Your partner can also massage you. Make sure that your pregnant belly is supported by pillows and that you let your partner know what you like. If his touch needs to be harder or to the left, let him know. That kind of communication will help you in labor. No one can read your mind! So find a good massage therapist near you and give yourself a treat. You are the queen!

Here is a good place for massage if you are in the Pittsburgh area.

All Moms Need Postpartum Support

This Indian Goddess shows what all new moms need, more arms!

As soon as you start putting your baby to your breast, you will realize why so many Indian goddesses have many arms. You will wish you had six or eight arms, too! A baby squiggles. You may also want to do something else other than hold your baby (occasionally). Babies don’t really like to be put down. Keep in mind your baby just recently was carried in your womb continuously. Now you want to set him down?

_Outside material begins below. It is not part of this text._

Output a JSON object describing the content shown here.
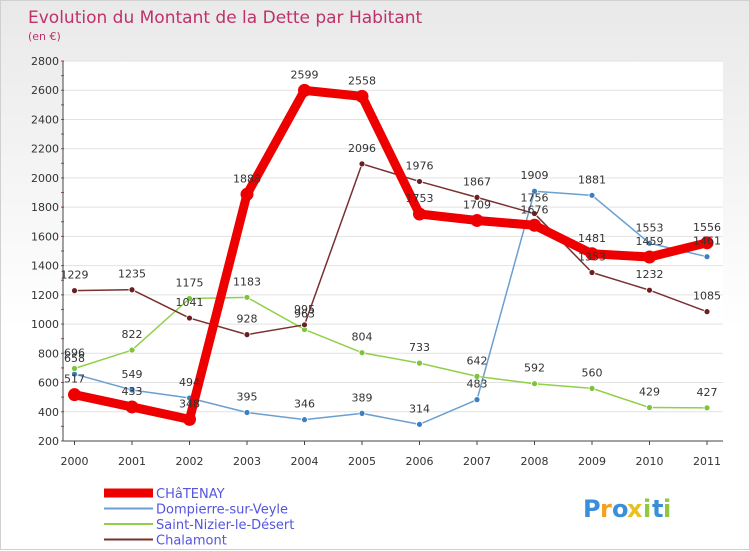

Being a new mom means coping with several things all at once. You are recovering from your birth. You are learning how to breastfeed. You are learning how to mother. You are tired. The normal household and work stuff you used to do still awaits. And everyone wants to meet your new, beautiful baby!

No wonder new moms need extra hands. Sometimes those extra hands are friends or family. This works if your friends and family are hoping to help you, not just visit and see the baby. Sometimes the extra hands are a postpartum doula. She can help you negotiate the transition from adult woman to established mother. It isn’t an easy transition, but it is  a wonderful one.

New moms need to concentrate on the basics. Get sleep. Eat regular meals. Nurse your baby. Recover physically. And Repeat. Anyone who helps with making those things happen is wonderful. Any friends who think just holding the baby is a big help can disrupt your new rhythm. Before your baby is born, try to find out who will help you will your postpartum recovery. This will save you worry and frustration.

Doula Support in Early Pregnancy

A medieval pregnant woman receiving herbal help.

Pregnancy and birth are a normal and beautiful process. Yet, sometimes, mothers suffer miscarriages and loss. Any mother who has previously had one or more miscarriages can use doula support right at the beginning of her pregnancy. As doulas we can advocate for you and support you emotionally at a time when you might not even be telling people you are pregnant. We can advocate for you by helping you get specialized medical and even herbal pregnancy support.

Mothers who have previously had difficult bouts with morning sickness or other problems can also use early doula support. Pregnancy and birth are a journey which does not have to be lonely. Let a doula support you on your journey.